Las recientes manifestaciones en todo el país y la derrota parlamentaria de la propuesta de Milei han generado un fuerte rechazo popular, impulsado por la oposición a la extranjerización de tierras y a la polémica Ley de Manejo del Fuego.

Las protestas callejeras, acompañadas de una creciente oposición en el Congreso, transformaron la pasividad de una parte de la ciudadanía en una visible inconformidad contra el gobierno de Javier Milei. El desencadenante principal fue la percepción de que se intentaba privatizar tierras nacionales y vulnerar la supuesta “inviolabilidad de la propiedad privada”, lo que provocó la primera gran derrota política para el mandatario.

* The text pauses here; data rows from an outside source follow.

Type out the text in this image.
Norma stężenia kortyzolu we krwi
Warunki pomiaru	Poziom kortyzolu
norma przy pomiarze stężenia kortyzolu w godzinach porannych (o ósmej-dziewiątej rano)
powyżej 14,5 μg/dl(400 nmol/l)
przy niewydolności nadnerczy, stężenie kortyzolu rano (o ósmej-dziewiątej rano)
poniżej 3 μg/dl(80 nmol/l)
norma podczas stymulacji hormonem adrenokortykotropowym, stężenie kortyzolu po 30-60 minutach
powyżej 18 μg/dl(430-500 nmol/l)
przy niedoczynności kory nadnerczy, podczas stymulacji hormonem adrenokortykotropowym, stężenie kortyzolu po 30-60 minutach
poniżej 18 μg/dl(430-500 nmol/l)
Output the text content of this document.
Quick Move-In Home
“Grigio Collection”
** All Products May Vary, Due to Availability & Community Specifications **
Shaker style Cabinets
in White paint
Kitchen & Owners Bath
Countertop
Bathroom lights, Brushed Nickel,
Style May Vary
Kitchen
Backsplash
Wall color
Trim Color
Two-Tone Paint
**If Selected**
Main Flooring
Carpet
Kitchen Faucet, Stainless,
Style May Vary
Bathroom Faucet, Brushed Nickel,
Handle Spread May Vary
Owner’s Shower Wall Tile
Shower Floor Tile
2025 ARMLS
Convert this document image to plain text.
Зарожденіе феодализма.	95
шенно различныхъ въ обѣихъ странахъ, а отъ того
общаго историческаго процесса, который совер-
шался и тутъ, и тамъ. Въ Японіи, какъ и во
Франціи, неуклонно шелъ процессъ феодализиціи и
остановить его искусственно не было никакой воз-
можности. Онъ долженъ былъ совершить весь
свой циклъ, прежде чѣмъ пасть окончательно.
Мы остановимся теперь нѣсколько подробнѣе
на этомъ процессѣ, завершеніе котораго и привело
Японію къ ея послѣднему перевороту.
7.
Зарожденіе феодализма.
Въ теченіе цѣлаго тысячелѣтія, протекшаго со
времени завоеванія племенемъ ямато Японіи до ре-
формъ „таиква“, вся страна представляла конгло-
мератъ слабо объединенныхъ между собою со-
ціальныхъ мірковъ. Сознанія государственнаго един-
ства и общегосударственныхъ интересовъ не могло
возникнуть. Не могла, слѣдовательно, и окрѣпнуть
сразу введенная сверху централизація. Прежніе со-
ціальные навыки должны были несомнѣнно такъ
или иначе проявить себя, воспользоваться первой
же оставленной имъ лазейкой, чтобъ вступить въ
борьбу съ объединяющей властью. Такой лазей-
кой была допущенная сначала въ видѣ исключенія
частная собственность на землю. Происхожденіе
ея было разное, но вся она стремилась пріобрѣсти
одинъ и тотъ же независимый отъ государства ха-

Al día siguiente, la polémica Ley de Manejo del Fuego, vista como una medida que favorece a especuladores de incendios, intensificó la reacción nacionalista y llevó a los sectores tradicionales a buscar alianzas electorales entre centroderecha, derechas y ultraderechas. Mientras tanto, la oposición aprovechó el clima de descontento, alimentado por masivas movilizaciones de marzo, feministas, universitarias, sindicales y de docentes, para cuestionar la agenda del gobierno y la influencia de actores internacionales como Donald Trump y el FMI.